What makes ERC’s dietitians unique?
All dietitians who join our team go through extensive training to ensure they provide a weight-inclusive approach to dietetics . Weight-inclusive care within nutrition means that our dietitians work to ensure they are helping you nourish your unique body, respecting that healthy bodies come in all shapes and sizes.
We offer a safe and supportive environment and an all-foods-fit approach . This acknowledges that all foods can be part of a balanced diet and no foods are “good” or “bad.” Providing variety with food allows us to honor all realms of our health: physical, social and emotional . Incorporating a variety of foods ensures that our body is getting all the nutrients it needs to thrive.
This approach sets a strong foundation with nutrition that allows you to develop a peaceful relationship with food.
Our dietitians are an integral part of our compassionate care team. They work alongside your other providers (psychiatrist, primary care doctor, therapist) to ensure you are provided with the support you need to heal. It is common for nutritional needs to change throughout your recovery, and our dietitians are here to make the process as seamless and stress-free as possible. They can provide you and your family with the education and support you need to build confidence in your body and your ability to appropriately nourish it.
How can a dietitian help me with an eating disorder?
Dietitians can help your brain and body heal from an eating disorder. Levinstein explains:
“At ERC, our dietitians support nutritional rehabilitation, psychoeducation, emotional support, and overall treatment planning for the patient. They are a key player on the team, working in collaboration with the rest of the care team to highlight both nutritional progress and areas that need continued support, which are critical components of the recovery process.”
You may be asking yourself, how can a dietitian help me in my own recovery? Often, when seeking recovery from an eating disorder, the need for a dietitian can be overlooked. Sometimes you may even be concerned that a dietitian will just say “eat this, not that” or you may be worried that meeting with a dietitian will result in the creation of more food rules.
However, our approach to nutrition education and rehabilitation is different. We believe:
- All foods fit.
- Health is not black and white.
- Anyone can start building a peaceful relationship with food.
Levinstein explains, “Our approach to nutrition comes from a space of building consistency, balance and variety in the most liberalized way possible. We take an individualized approach to ensure each person’s nutritional needs are met.”
We use the food exchange system when creating a specialized meal plan to ensure you are meeting your body’s unique micronutrient (think vitamins/minerals) and macronutrient (think carbohydrates, fats and proteins) needs. This meal plan will serve as the foundation to renourish your body and restore its ability to transition into intuitive eating in the future.

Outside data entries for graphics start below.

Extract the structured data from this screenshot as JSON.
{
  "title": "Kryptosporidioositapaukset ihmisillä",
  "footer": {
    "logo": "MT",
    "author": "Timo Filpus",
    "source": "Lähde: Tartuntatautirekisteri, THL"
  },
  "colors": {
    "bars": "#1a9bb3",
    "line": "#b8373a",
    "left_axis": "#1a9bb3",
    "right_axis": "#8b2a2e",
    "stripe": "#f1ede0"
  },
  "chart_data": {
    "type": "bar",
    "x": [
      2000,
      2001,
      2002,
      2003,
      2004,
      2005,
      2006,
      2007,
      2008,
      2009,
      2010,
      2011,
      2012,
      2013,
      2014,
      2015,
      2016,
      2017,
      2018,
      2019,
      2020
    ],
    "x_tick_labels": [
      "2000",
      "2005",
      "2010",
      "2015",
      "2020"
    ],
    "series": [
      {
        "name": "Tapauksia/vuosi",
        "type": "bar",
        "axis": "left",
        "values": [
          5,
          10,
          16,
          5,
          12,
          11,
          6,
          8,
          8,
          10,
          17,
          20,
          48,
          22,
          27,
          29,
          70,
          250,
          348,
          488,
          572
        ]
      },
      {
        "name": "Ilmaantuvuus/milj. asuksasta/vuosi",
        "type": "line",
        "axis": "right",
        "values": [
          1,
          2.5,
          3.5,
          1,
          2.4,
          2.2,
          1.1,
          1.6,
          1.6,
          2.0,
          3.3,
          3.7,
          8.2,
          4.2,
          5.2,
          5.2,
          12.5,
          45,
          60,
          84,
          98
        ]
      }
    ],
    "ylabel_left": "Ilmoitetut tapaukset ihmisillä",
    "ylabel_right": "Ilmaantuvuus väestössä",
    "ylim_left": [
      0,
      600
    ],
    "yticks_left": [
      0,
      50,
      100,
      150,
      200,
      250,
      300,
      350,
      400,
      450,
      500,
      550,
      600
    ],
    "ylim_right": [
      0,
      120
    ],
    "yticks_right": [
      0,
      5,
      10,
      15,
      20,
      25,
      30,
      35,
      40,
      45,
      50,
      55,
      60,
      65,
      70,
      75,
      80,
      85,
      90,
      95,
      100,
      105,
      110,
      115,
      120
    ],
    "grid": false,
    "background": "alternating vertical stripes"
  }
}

Our dietitians are here not only to help ensure your body is receiving the nutrients it needs to heal but also to teach you how foods are used in your body. We help you build confidence in understanding your body’s needs and how your body can communicate those needs to you.

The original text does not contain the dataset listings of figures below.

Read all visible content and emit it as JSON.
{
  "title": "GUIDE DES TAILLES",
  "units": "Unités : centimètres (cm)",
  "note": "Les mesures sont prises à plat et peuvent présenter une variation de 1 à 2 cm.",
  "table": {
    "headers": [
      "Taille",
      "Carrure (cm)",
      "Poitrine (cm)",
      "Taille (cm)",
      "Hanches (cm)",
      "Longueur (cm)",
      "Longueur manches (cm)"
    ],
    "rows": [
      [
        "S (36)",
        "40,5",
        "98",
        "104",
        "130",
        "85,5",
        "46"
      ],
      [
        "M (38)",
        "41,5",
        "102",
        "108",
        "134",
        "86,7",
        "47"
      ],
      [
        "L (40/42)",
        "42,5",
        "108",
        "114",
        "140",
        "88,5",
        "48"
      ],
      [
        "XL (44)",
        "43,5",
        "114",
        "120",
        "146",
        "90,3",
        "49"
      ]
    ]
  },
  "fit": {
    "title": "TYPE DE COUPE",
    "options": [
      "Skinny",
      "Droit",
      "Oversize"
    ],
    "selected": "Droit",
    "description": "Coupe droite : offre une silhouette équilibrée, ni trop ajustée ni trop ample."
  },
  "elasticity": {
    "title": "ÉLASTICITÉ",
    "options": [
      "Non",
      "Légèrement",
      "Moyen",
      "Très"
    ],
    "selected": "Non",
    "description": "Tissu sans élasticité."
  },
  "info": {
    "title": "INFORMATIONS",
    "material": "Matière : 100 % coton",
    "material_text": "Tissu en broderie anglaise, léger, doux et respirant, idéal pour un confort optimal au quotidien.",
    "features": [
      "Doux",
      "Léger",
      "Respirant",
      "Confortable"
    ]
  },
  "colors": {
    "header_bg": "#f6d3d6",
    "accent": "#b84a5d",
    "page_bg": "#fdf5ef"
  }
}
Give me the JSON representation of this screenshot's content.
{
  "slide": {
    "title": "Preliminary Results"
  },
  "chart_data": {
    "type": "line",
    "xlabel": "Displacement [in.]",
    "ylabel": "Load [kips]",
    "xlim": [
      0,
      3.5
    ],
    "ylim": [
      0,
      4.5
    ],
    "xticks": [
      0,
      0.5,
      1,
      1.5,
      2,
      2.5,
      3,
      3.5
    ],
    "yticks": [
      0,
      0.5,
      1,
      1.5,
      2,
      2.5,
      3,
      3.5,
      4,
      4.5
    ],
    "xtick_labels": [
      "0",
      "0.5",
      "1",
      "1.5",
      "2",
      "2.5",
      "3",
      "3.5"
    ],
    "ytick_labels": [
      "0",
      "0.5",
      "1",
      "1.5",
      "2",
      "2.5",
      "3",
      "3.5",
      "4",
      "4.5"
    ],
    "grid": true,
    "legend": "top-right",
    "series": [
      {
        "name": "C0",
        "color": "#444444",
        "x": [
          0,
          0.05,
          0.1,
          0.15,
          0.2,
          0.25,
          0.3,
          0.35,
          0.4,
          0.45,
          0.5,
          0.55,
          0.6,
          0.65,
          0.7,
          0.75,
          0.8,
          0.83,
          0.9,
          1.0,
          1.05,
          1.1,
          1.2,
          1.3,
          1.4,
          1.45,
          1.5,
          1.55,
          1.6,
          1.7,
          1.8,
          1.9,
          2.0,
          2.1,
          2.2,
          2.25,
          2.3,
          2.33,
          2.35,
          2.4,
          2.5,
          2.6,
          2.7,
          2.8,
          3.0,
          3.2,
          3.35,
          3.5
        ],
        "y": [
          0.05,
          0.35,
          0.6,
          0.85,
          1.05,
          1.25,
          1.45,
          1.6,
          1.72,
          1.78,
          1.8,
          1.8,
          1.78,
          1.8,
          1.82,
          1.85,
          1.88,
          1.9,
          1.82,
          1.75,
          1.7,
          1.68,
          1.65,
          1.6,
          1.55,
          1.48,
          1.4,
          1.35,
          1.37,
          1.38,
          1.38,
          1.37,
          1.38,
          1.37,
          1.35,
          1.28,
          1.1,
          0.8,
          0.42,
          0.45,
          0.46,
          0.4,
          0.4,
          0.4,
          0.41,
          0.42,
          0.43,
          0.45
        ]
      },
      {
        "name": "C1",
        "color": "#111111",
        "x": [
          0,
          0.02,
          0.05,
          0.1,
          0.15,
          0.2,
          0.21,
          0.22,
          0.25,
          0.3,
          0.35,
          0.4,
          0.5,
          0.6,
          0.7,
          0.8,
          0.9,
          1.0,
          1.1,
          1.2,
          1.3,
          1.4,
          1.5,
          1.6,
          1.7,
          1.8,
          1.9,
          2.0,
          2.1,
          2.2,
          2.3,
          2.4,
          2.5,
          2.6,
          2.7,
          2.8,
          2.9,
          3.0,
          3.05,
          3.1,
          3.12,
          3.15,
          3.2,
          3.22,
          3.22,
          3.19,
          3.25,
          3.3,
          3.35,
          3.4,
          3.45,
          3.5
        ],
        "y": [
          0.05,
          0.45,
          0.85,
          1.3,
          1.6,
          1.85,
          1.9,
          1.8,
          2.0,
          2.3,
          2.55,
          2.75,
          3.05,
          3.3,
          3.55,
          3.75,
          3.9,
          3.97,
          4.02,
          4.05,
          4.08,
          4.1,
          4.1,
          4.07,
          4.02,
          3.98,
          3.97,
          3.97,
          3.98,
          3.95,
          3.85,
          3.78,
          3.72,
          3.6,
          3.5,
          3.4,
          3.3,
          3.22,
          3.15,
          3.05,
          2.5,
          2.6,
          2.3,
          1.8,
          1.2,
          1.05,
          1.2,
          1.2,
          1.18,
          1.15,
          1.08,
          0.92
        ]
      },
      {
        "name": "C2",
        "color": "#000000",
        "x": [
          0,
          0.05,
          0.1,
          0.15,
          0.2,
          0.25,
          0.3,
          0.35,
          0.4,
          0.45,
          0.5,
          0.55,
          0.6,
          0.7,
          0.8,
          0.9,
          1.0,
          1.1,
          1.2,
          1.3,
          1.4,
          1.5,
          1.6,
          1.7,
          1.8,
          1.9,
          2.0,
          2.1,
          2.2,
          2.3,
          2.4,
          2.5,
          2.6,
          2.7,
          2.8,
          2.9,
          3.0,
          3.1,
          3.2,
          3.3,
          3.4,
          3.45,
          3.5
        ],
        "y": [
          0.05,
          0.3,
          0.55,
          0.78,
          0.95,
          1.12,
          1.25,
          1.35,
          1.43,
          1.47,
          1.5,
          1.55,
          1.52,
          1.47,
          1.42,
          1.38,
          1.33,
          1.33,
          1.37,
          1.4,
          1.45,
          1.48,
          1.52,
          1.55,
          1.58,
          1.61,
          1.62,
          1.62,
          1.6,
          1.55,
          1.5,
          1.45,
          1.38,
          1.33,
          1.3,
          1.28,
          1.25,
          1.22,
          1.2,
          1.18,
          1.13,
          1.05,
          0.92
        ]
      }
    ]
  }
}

We also help you learn how to meet your nutritional needs outside of treatment, with practical skills you can use when grocery shopping or eating at a restaurant.

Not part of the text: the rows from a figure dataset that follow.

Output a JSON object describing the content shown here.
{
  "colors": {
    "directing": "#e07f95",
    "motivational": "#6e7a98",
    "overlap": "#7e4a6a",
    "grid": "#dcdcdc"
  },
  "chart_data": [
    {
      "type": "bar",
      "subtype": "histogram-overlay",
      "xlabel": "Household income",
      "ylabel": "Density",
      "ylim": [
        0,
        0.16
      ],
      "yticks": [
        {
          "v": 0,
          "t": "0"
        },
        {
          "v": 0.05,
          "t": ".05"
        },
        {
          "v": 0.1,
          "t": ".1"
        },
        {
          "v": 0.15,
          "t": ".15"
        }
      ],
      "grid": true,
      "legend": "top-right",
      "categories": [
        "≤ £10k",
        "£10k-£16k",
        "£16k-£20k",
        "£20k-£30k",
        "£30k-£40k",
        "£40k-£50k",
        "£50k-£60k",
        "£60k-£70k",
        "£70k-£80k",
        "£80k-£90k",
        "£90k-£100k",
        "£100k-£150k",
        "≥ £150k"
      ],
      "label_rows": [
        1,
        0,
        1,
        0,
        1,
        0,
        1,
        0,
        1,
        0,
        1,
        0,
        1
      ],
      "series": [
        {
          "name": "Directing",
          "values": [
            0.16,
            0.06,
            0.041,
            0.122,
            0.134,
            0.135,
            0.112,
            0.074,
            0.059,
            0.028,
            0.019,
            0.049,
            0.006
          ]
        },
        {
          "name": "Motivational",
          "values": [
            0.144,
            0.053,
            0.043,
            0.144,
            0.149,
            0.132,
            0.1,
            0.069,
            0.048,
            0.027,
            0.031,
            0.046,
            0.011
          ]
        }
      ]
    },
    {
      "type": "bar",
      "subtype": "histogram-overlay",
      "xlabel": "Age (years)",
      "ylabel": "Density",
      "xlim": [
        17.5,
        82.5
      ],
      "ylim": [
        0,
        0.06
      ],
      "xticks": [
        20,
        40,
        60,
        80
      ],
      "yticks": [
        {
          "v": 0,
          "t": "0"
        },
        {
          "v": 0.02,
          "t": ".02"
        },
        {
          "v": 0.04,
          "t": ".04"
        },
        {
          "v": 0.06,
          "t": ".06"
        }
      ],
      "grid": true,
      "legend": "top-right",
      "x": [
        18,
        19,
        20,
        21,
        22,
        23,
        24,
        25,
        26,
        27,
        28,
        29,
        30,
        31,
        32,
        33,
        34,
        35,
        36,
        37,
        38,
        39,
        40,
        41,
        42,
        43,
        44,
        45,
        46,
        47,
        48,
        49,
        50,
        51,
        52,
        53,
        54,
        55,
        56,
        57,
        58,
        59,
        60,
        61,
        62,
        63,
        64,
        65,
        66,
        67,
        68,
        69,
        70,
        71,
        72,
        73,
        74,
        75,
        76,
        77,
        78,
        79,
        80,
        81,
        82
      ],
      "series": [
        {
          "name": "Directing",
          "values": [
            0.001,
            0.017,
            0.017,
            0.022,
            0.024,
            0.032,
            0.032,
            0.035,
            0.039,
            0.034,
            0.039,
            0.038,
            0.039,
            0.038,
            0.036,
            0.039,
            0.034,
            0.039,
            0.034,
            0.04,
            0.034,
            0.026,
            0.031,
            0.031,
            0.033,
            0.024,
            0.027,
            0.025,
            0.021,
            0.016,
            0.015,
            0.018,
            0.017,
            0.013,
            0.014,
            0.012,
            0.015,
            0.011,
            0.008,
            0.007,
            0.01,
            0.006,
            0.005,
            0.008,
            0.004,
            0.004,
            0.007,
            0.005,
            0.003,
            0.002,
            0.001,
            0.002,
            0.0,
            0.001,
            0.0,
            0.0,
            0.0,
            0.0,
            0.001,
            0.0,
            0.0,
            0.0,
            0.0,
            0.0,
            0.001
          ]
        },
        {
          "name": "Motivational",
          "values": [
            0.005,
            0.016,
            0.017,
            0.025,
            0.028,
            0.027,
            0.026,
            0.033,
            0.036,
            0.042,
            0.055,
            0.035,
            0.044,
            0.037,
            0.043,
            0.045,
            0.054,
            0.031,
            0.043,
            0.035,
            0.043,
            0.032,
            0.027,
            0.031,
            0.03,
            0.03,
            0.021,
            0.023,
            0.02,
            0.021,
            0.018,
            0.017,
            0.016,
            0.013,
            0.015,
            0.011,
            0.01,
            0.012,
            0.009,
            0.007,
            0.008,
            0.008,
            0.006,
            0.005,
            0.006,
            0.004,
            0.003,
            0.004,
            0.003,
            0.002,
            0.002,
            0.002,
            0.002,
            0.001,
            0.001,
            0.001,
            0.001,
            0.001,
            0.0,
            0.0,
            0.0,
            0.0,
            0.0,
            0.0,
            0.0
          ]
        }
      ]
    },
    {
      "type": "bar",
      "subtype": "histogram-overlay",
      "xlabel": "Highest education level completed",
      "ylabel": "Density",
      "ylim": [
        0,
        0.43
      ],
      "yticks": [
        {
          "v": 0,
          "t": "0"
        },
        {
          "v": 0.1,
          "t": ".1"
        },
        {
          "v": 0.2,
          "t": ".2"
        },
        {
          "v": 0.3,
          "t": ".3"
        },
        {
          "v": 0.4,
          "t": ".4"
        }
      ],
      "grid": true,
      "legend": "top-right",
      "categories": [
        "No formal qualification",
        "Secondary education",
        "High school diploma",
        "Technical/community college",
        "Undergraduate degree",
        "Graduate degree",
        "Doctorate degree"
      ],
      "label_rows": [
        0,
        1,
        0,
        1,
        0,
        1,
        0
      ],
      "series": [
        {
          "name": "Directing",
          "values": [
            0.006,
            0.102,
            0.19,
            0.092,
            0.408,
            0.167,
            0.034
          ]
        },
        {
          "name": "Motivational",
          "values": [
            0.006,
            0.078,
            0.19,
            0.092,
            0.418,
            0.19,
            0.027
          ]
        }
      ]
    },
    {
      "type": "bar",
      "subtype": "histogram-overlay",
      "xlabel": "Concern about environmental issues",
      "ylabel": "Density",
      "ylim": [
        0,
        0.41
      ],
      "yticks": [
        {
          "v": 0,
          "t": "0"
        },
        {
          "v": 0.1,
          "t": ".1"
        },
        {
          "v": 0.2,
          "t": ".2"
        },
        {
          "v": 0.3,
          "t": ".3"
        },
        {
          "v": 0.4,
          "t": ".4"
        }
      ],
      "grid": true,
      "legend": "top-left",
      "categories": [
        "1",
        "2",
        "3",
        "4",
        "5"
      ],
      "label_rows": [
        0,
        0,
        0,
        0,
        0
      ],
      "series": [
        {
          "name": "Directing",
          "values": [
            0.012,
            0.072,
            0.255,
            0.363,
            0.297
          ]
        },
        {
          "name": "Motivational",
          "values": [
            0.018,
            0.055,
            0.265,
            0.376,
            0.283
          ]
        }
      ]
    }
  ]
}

What does aftercare look like?
After getting the care you need, our team will ensure you have a smooth transition to outpatient care. If you have already been working with an outpatient dietitian, we will communicate with them to coordinate care. If not, our team will provide a recommendation for an outpatient dietitian that specializes in eating disorders near you. You can continue to work on your nutrition goals and create new ones as you progress through recovery.